Tele-snaps have been used to reconstruct lost television shows by marrying up the tele-snaps with audio recordings of missing shows to create a slide-show backed by the programme's soundtrack. Most notably, this technique has been employed, on an amateur, not-for-profit basis, by some enthusiasts of the British science fiction series Doctor Who, which has nearly a hundred missing episodes. Some professional reconstructions using tele-snaps have also been created, including:
- A brief (15-minute) reconstruction of episodes two and three of the Doctor Who serial The Ice Warriors for its VHS videotape release in 1998.
- A full reconstruction of the final episode of the Doctor Who serial The Tenth Planet for its VHS videotape release in 2000.
- A full reconstruction of the Doctor Who serial The Power of the Daleks for the MP3 CD release of that story in 2005. This reconstruction was later included in the DVD release of an animated version of the serial in 2016.
- Similar full reconstructions of all four episodes of The Macra Terror, episodes 2,4,5 and 6 of The Faceless Ones, all six episodes of Fury from the Deep, episode 3 of The Web of Fear, all six episodes of The Power of the Daleks and episodes 1 & 3-7 of The Evil of the Daleks (with the surviving parts represented by the original episodes and surviving footage) have also been included in the subsequent DVD releases of the animated versions.
- A condensed (30-minute) reconstruction of the seven-part Doctor Who serial Marco Polo for the DVD release, "The Beginning", in 2006.
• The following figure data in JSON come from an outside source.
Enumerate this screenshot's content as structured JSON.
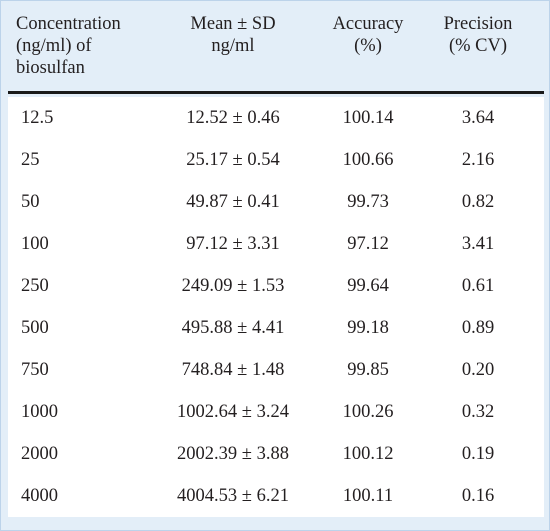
{
  "table": {
    "headers": [
      [
        "Concentration",
        "(ng/ml) of",
        "biosulfan"
      ],
      [
        "Mean ± SD",
        "ng/ml"
      ],
      [
        "Accuracy",
        "(%)"
      ],
      [
        "Precision",
        "(% CV)"
      ]
    ],
    "rows": [
      [
        "12.5",
        "12.52 ± 0.46",
        "100.14",
        "3.64"
      ],
      [
        "25",
        "25.17 ± 0.54",
        "100.66",
        "2.16"
      ],
      [
        "50",
        "49.87 ± 0.41",
        "99.73",
        "0.82"
      ],
      [
        "100",
        "97.12 ± 3.31",
        "97.12",
        "3.41"
      ],
      [
        "250",
        "249.09 ± 1.53",
        "99.64",
        "0.61"
      ],
      [
        "500",
        "495.88 ± 4.41",
        "99.18",
        "0.89"
      ],
      [
        "750",
        "748.84 ± 1.48",
        "99.85",
        "0.20"
      ],
      [
        "1000",
        "1002.64 ± 3.24",
        "100.26",
        "0.32"
      ],
      [
        "2000",
        "2002.39 ± 3.88",
        "100.12",
        "0.19"
      ],
      [
        "4000",
        "4004.53 ± 6.21",
        "100.11",
        "0.16"
      ]
    ]
  }
}
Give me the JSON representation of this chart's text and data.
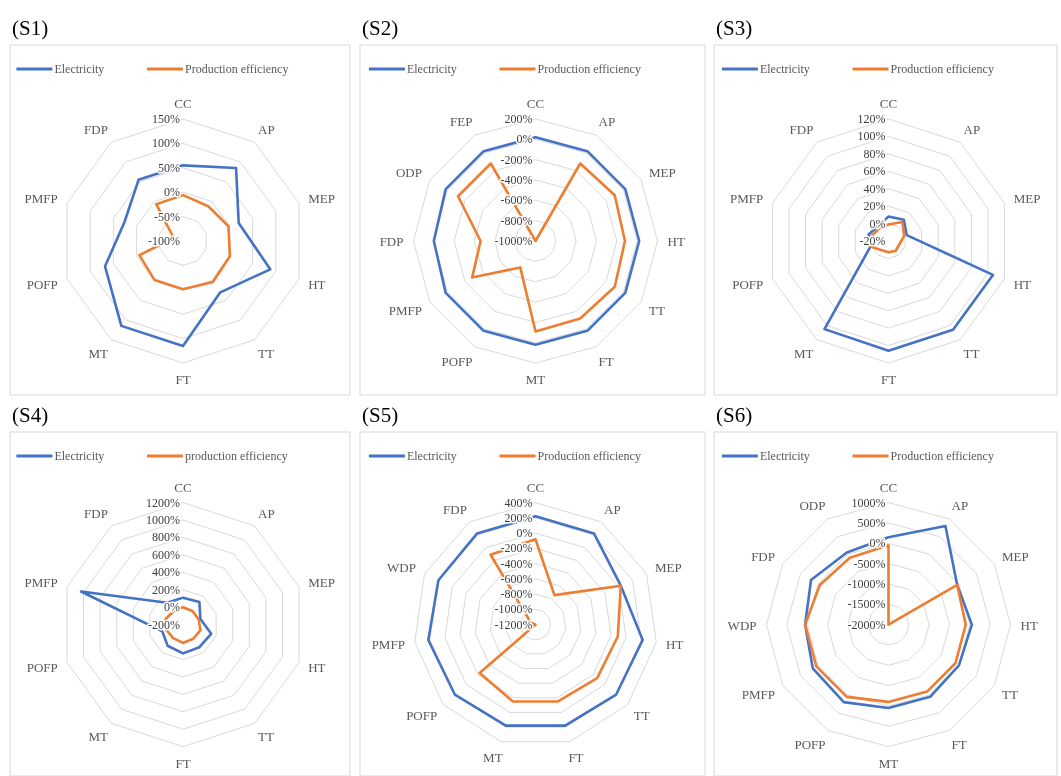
{
  "chart_data": [
    {
      "type": "radar",
      "title": "(S1)",
      "legend": "top",
      "grid": true,
      "categories": [
        "CC",
        "AP",
        "MEP",
        "HT",
        "TT",
        "FT",
        "MT",
        "POFP",
        "PMFP",
        "FDP"
      ],
      "ylim": [
        -100,
        150
      ],
      "yticks": [
        {
          "value": -100,
          "label": "-100%"
        },
        {
          "value": -50,
          "label": "-50%"
        },
        {
          "value": 0,
          "label": "0%"
        },
        {
          "value": 50,
          "label": "50%"
        },
        {
          "value": 100,
          "label": "100%"
        },
        {
          "value": 150,
          "label": "150%"
        }
      ],
      "series": [
        {
          "name": "Electricity",
          "color": "#4472c4",
          "values": [
            55,
            85,
            20,
            88,
            30,
            115,
            115,
            68,
            26,
            55
          ]
        },
        {
          "name": "Production efficiency",
          "color": "#ed7d31",
          "values": [
            -6,
            -12,
            -2,
            1,
            4,
            -1,
            -1,
            -6,
            -80,
            -7
          ]
        }
      ]
    },
    {
      "type": "radar",
      "title": "(S2)",
      "legend": "top",
      "grid": true,
      "categories": [
        "CC",
        "AP",
        "MEP",
        "HT",
        "TT",
        "FT",
        "MT",
        "POFP",
        "PMFP",
        "FDP",
        "ODP",
        "FEP"
      ],
      "ylim": [
        -1000,
        200
      ],
      "yticks": [
        {
          "value": -1000,
          "label": "-1000%"
        },
        {
          "value": -800,
          "label": "-800%"
        },
        {
          "value": -600,
          "label": "-600%"
        },
        {
          "value": -400,
          "label": "-400%"
        },
        {
          "value": -200,
          "label": "-200%"
        },
        {
          "value": 0,
          "label": "0%"
        },
        {
          "value": 200,
          "label": "200%"
        }
      ],
      "series": [
        {
          "name": "Electricity",
          "color": "#4472c4",
          "values": [
            20,
            20,
            20,
            20,
            20,
            20,
            20,
            20,
            20,
            0,
            20,
            20
          ]
        },
        {
          "name": "Production efficiency",
          "color": "#ed7d31",
          "values": [
            -1000,
            -120,
            -100,
            -120,
            -100,
            -120,
            -110,
            -700,
            -280,
            -460,
            -120,
            -120
          ]
        }
      ]
    },
    {
      "type": "radar",
      "title": "(S3)",
      "legend": "top",
      "grid": true,
      "categories": [
        "CC",
        "AP",
        "MEP",
        "HT",
        "TT",
        "FT",
        "MT",
        "POFP",
        "PMFP",
        "FDP"
      ],
      "ylim": [
        -20,
        120
      ],
      "yticks": [
        {
          "value": -20,
          "label": "-20%"
        },
        {
          "value": 0,
          "label": "0%"
        },
        {
          "value": 20,
          "label": "20%"
        },
        {
          "value": 40,
          "label": "40%"
        },
        {
          "value": 60,
          "label": "60%"
        },
        {
          "value": 80,
          "label": "80%"
        },
        {
          "value": 100,
          "label": "100%"
        },
        {
          "value": 120,
          "label": "120%"
        }
      ],
      "series": [
        {
          "name": "Electricity",
          "color": "#4472c4",
          "values": [
            8,
            10,
            2,
            106,
            106,
            106,
            105,
            2,
            4,
            1
          ]
        },
        {
          "name": "Production efficiency",
          "color": "#ed7d31",
          "values": [
            -1,
            7,
            -1,
            -7,
            -6,
            -7,
            -7,
            1,
            0,
            -2
          ]
        }
      ]
    },
    {
      "type": "radar",
      "title": "(S4)",
      "legend": "top",
      "grid": true,
      "categories": [
        "CC",
        "AP",
        "MEP",
        "HT",
        "TT",
        "FT",
        "MT",
        "POFP",
        "PMFP",
        "FDP"
      ],
      "ylim": [
        -200,
        1200
      ],
      "yticks": [
        {
          "value": -200,
          "label": "-200%"
        },
        {
          "value": 0,
          "label": "0%"
        },
        {
          "value": 200,
          "label": "200%"
        },
        {
          "value": 400,
          "label": "400%"
        },
        {
          "value": 600,
          "label": "600%"
        },
        {
          "value": 800,
          "label": "800%"
        },
        {
          "value": 1000,
          "label": "1000%"
        },
        {
          "value": 1200,
          "label": "1200%"
        }
      ],
      "series": [
        {
          "name": "Electricity",
          "color": "#4472c4",
          "values": [
            110,
            120,
            10,
            140,
            120,
            130,
            100,
            50,
            1030,
            110
          ]
        },
        {
          "name": "production efficiency",
          "color": "#ed7d31",
          "values": [
            0,
            -10,
            -10,
            10,
            0,
            10,
            -10,
            0,
            10,
            -10
          ]
        }
      ]
    },
    {
      "type": "radar",
      "title": "(S5)",
      "legend": "top",
      "grid": true,
      "categories": [
        "CC",
        "AP",
        "MEP",
        "HT",
        "TT",
        "FT",
        "MT",
        "POFP",
        "PMFP",
        "WDP",
        "FDP"
      ],
      "ylim": [
        -1200,
        400
      ],
      "yticks": [
        {
          "value": -1200,
          "label": "-1200%"
        },
        {
          "value": -1000,
          "label": "-1000%"
        },
        {
          "value": -800,
          "label": "-800%"
        },
        {
          "value": -600,
          "label": "-600%"
        },
        {
          "value": -400,
          "label": "-400%"
        },
        {
          "value": -200,
          "label": "-200%"
        },
        {
          "value": 0,
          "label": "0%"
        },
        {
          "value": 200,
          "label": "200%"
        },
        {
          "value": 400,
          "label": "400%"
        }
      ],
      "series": [
        {
          "name": "Electricity",
          "color": "#4472c4",
          "values": [
            220,
            220,
            30,
            220,
            200,
            180,
            180,
            200,
            220,
            200,
            220
          ]
        },
        {
          "name": "Production efficiency",
          "color": "#ed7d31",
          "values": [
            -80,
            -740,
            30,
            -110,
            -130,
            -150,
            -150,
            -230,
            -1200,
            -1130,
            -110
          ]
        }
      ]
    },
    {
      "type": "radar",
      "title": "(S6)",
      "legend": "top",
      "grid": true,
      "categories": [
        "CC",
        "AP",
        "MEP",
        "HT",
        "TT",
        "FT",
        "MT",
        "POFP",
        "PMFP",
        "WDP",
        "FDP",
        "ODP"
      ],
      "ylim": [
        -2000,
        1000
      ],
      "yticks": [
        {
          "value": -2000,
          "label": "-2000%"
        },
        {
          "value": -1500,
          "label": "-1500%"
        },
        {
          "value": -1000,
          "label": "-1000%"
        },
        {
          "value": -500,
          "label": "-500%"
        },
        {
          "value": 0,
          "label": "0%"
        },
        {
          "value": 500,
          "label": "500%"
        },
        {
          "value": 1000,
          "label": "1000%"
        }
      ],
      "series": [
        {
          "name": "Electricity",
          "color": "#4472c4",
          "values": [
            150,
            800,
            -50,
            50,
            0,
            50,
            50,
            200,
            150,
            50,
            200,
            50
          ]
        },
        {
          "name": "Production efficiency",
          "color": "#ed7d31",
          "values": [
            -50,
            -2000,
            -50,
            -100,
            -100,
            -100,
            -100,
            50,
            50,
            50,
            -50,
            -100
          ]
        }
      ]
    }
  ]
}
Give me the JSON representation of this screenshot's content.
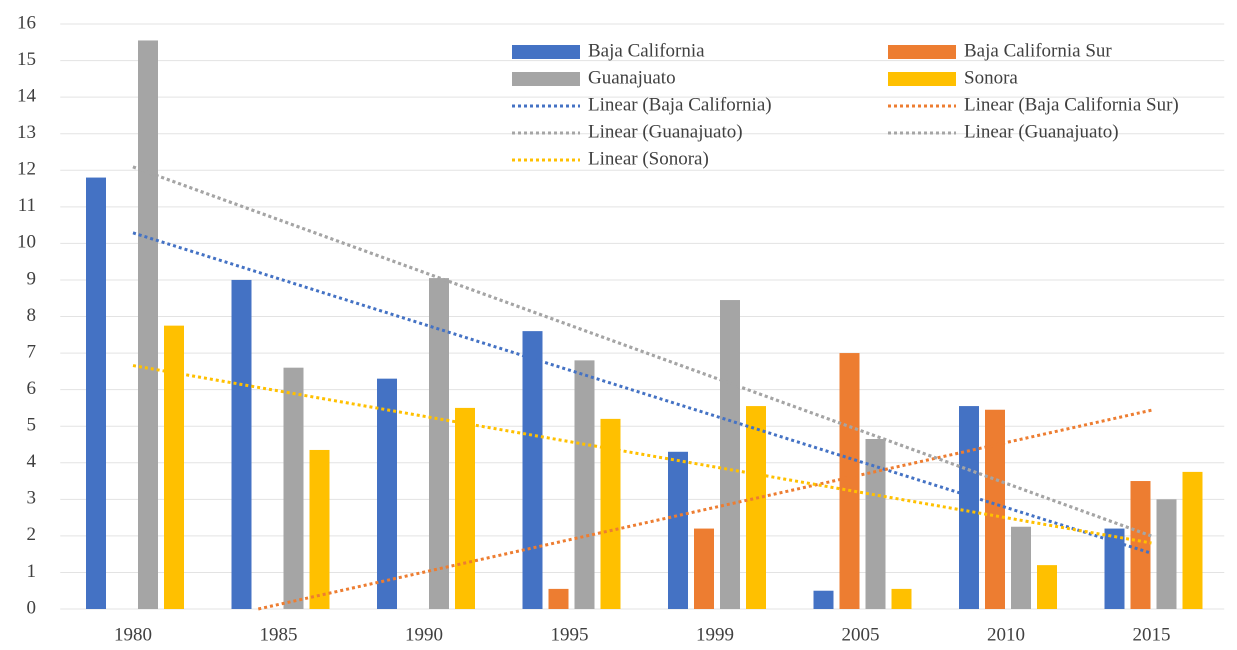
{
  "chart_data": {
    "type": "bar",
    "categories": [
      "1980",
      "1985",
      "1990",
      "1995",
      "1999",
      "2005",
      "2010",
      "2015"
    ],
    "series": [
      {
        "name": "Baja California",
        "color": "#4472c4",
        "values": [
          11.8,
          9.0,
          6.3,
          7.6,
          4.3,
          0.5,
          5.55,
          2.2
        ]
      },
      {
        "name": "Baja California Sur",
        "color": "#ed7d31",
        "values": [
          0,
          0,
          0,
          0.55,
          2.2,
          7.0,
          5.45,
          3.5
        ]
      },
      {
        "name": "Guanajuato",
        "color": "#a5a5a5",
        "values": [
          15.55,
          6.6,
          9.05,
          6.8,
          8.45,
          4.65,
          2.25,
          3.0
        ]
      },
      {
        "name": "Sonora",
        "color": "#ffc000",
        "values": [
          7.75,
          4.35,
          5.5,
          5.2,
          5.55,
          0.55,
          1.2,
          3.75
        ]
      }
    ],
    "trendlines": [
      {
        "name": "Linear (Baja California)",
        "color": "#4472c4",
        "type": "linear"
      },
      {
        "name": "Linear (Baja California Sur)",
        "color": "#ed7d31",
        "type": "linear"
      },
      {
        "name": "Linear (Guanajuato)",
        "color": "#a5a5a5",
        "type": "linear"
      },
      {
        "name": "Linear (Guanajuato)",
        "color": "#a5a5a5",
        "type": "linear"
      },
      {
        "name": "Linear (Sonora)",
        "color": "#ffc000",
        "type": "linear"
      }
    ],
    "ylim": [
      0,
      16
    ],
    "yticks": [
      0,
      1,
      2,
      3,
      4,
      5,
      6,
      7,
      8,
      9,
      10,
      11,
      12,
      13,
      14,
      15,
      16
    ],
    "grid": true
  }
}
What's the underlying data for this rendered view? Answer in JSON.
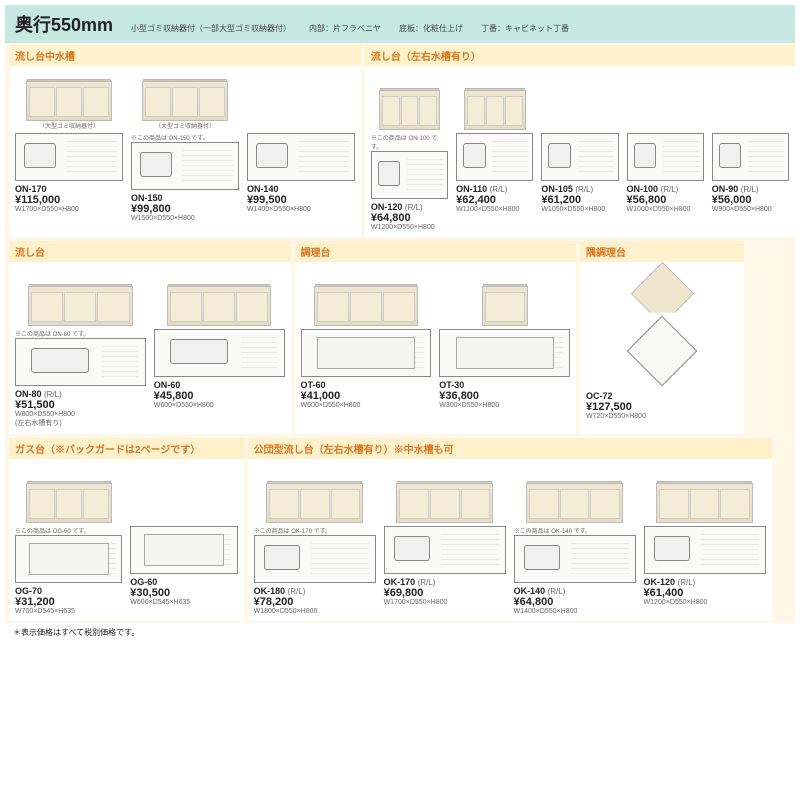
{
  "header": {
    "title": "奥行550mm",
    "specs": [
      "小型ゴミ収納器付（一部大型ゴミ収納器付）",
      "内部：片フラベニヤ",
      "底板：化粧仕上げ",
      "丁番：キャビネット丁番"
    ]
  },
  "sections": [
    {
      "title": "流し台中水槽",
      "width": "45%",
      "products": [
        {
          "model": "ON-170",
          "price": "¥115,000",
          "dims": "W1700×D550×H800",
          "cabinet_label": "（大型ゴミ収納器付）"
        },
        {
          "model": "ON-150",
          "price": "¥99,800",
          "dims": "W1500×D550×H800",
          "cabinet_label": "（大型ゴミ収納器付）",
          "note": "※この商品は ON-150 です。"
        },
        {
          "model": "ON-140",
          "price": "¥99,500",
          "dims": "W1400×D550×H800"
        }
      ]
    },
    {
      "title": "流し台（左右水槽有り）",
      "width": "55%",
      "products": [
        {
          "model": "ON-120",
          "variant": "(R/L)",
          "price": "¥64,800",
          "dims": "W1200×D550×H800",
          "note": "※この商品は ON-100 です。"
        },
        {
          "model": "ON-110",
          "variant": "(R/L)",
          "price": "¥62,400",
          "dims": "W1100×D550×H800"
        },
        {
          "model": "ON-105",
          "variant": "(R/L)",
          "price": "¥61,200",
          "dims": "W1050×D550×H800"
        },
        {
          "model": "ON-100",
          "variant": "(R/L)",
          "price": "¥56,800",
          "dims": "W1000×D550×H800"
        },
        {
          "model": "ON-90",
          "variant": "(R/L)",
          "price": "¥56,000",
          "dims": "W900×D550×H800"
        }
      ]
    }
  ],
  "row2": [
    {
      "title": "流し台",
      "width": "36%",
      "products": [
        {
          "model": "ON-80",
          "variant": "(R/L)",
          "price": "¥51,500",
          "dims": "W800×D550×H800",
          "subnote": "(左右水槽有り)",
          "note": "※この商品は ON-80 です。",
          "plantype": "plan-small"
        },
        {
          "model": "ON-60",
          "price": "¥45,800",
          "dims": "W600×D550×H800",
          "plantype": "plan-small"
        }
      ]
    },
    {
      "title": "調理台",
      "width": "36%",
      "products": [
        {
          "model": "OT-60",
          "price": "¥41,000",
          "dims": "W600×D550×H800",
          "plantype": "plan-nosink"
        },
        {
          "model": "OT-30",
          "price": "¥36,800",
          "dims": "W300×D550×H800",
          "plantype": "plan-nosink",
          "narrow": true
        }
      ]
    },
    {
      "title": "隅調理台",
      "width": "21%",
      "corner": true,
      "products": [
        {
          "model": "OC-72",
          "price": "¥127,500",
          "dims": "W720×D550×H800"
        }
      ]
    }
  ],
  "row3": [
    {
      "title": "ガス台（※バックガードは2ページです）",
      "width": "30%",
      "products": [
        {
          "model": "OG-70",
          "price": "¥31,200",
          "dims": "W700×D545×H635",
          "plantype": "plan-nosink",
          "note": "※この商品は OG-60 です。"
        },
        {
          "model": "OG-60",
          "price": "¥30,500",
          "dims": "W600×D545×H635",
          "plantype": "plan-nosink",
          "nothumb": true
        }
      ]
    },
    {
      "title": "公団型流し台（左右水槽有り）※中水槽も可",
      "width": "67%",
      "products": [
        {
          "model": "OK-180",
          "variant": "(R/L)",
          "price": "¥78,200",
          "dims": "W1800×D550×H800",
          "note": "※この商品は OK-170 です。"
        },
        {
          "model": "OK-170",
          "variant": "(R/L)",
          "price": "¥69,800",
          "dims": "W1700×D550×H800"
        },
        {
          "model": "OK-140",
          "variant": "(R/L)",
          "price": "¥64,800",
          "dims": "W1400×D550×H800",
          "note": "※この商品は OK-140 です。"
        },
        {
          "model": "OK-120",
          "variant": "(R/L)",
          "price": "¥61,400",
          "dims": "W1200×D550×H800"
        }
      ]
    }
  ],
  "footnote": "＊表示価格はすべて税別価格です。"
}
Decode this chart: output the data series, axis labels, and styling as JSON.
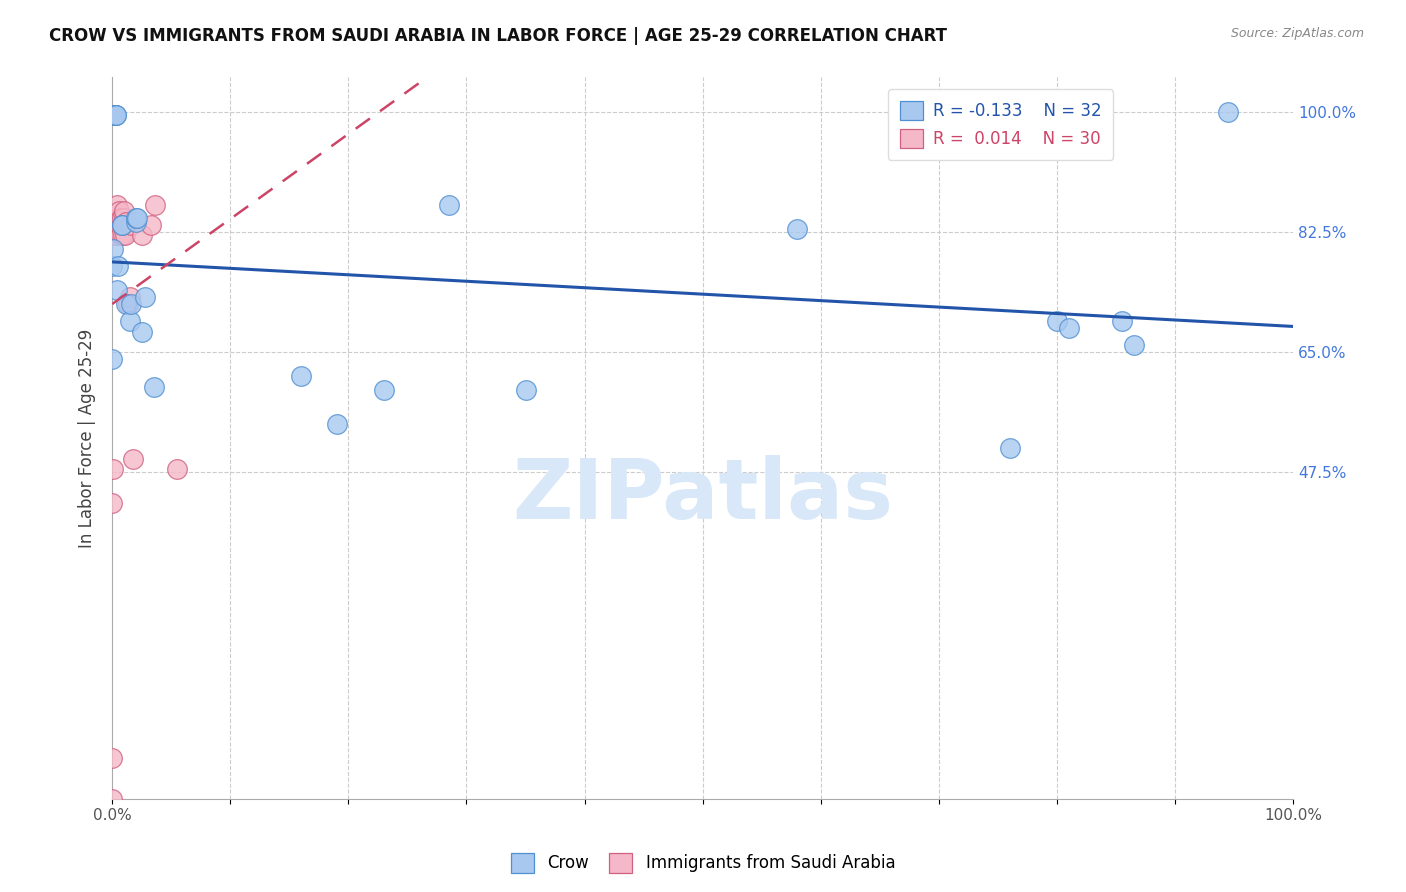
{
  "title": "CROW VS IMMIGRANTS FROM SAUDI ARABIA IN LABOR FORCE | AGE 25-29 CORRELATION CHART",
  "source": "Source: ZipAtlas.com",
  "ylabel": "In Labor Force | Age 25-29",
  "xlim": [
    0.0,
    1.0
  ],
  "ylim": [
    0.0,
    1.05
  ],
  "ytick_positions": [
    0.475,
    0.65,
    0.825,
    1.0
  ],
  "yticklabels": [
    "47.5%",
    "65.0%",
    "82.5%",
    "100.0%"
  ],
  "grid_color": "#cccccc",
  "background_color": "#ffffff",
  "crow_color": "#a8c8f0",
  "saudi_color": "#f5b8c8",
  "crow_edge_color": "#5090d0",
  "saudi_edge_color": "#d06080",
  "trend_crow_color": "#2255aa",
  "trend_saudi_color": "#cc4466",
  "legend_crow_r": "-0.133",
  "legend_crow_n": "32",
  "legend_saudi_r": "0.014",
  "legend_saudi_n": "30",
  "crow_x": [
    0.0,
    0.0,
    0.001,
    0.002,
    0.002,
    0.003,
    0.003,
    0.004,
    0.005,
    0.008,
    0.008,
    0.012,
    0.015,
    0.016,
    0.02,
    0.02,
    0.021,
    0.025,
    0.028,
    0.035,
    0.16,
    0.19,
    0.23,
    0.285,
    0.35,
    0.58,
    0.76,
    0.8,
    0.81,
    0.855,
    0.865,
    0.945
  ],
  "crow_y": [
    0.64,
    0.775,
    0.8,
    0.995,
    0.995,
    0.995,
    0.995,
    0.74,
    0.775,
    0.835,
    0.835,
    0.72,
    0.695,
    0.72,
    0.84,
    0.845,
    0.845,
    0.68,
    0.73,
    0.6,
    0.615,
    0.545,
    0.595,
    0.865,
    0.595,
    0.83,
    0.51,
    0.695,
    0.685,
    0.695,
    0.66,
    1.0
  ],
  "saudi_x": [
    0.0,
    0.0,
    0.0,
    0.001,
    0.001,
    0.002,
    0.002,
    0.003,
    0.004,
    0.004,
    0.005,
    0.005,
    0.006,
    0.007,
    0.007,
    0.008,
    0.008,
    0.009,
    0.01,
    0.01,
    0.011,
    0.012,
    0.013,
    0.015,
    0.016,
    0.018,
    0.025,
    0.033,
    0.036,
    0.055
  ],
  "saudi_y": [
    0.0,
    0.06,
    0.43,
    0.48,
    0.835,
    0.995,
    0.82,
    0.84,
    0.84,
    0.865,
    0.84,
    0.845,
    0.855,
    0.82,
    0.845,
    0.835,
    0.845,
    0.82,
    0.845,
    0.855,
    0.82,
    0.84,
    0.72,
    0.73,
    0.835,
    0.495,
    0.82,
    0.835,
    0.865,
    0.48
  ],
  "watermark_text": "ZIPatlas",
  "watermark_color": "#d8e8f8",
  "marker_size": 200,
  "title_fontsize": 12,
  "source_fontsize": 9,
  "tick_label_fontsize": 11,
  "legend_fontsize": 12
}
- A condensed reconstruction of the missing episodes of the 1961 science fiction serial A for Andromeda for its DVD release in 2006. Since at the time of release no soundtrack for the missing episodes of this serial existed, this reconstruction is backed by music used in the serial with on-screen captions employed to narrate the story. The full soundtrack of the partially-existing episode 7 was subsequently recovered.
- Narrated reconstructions of episodes from the first season of The Avengers have been included as extras on the Region 2 DVDs of the series released by Optimum.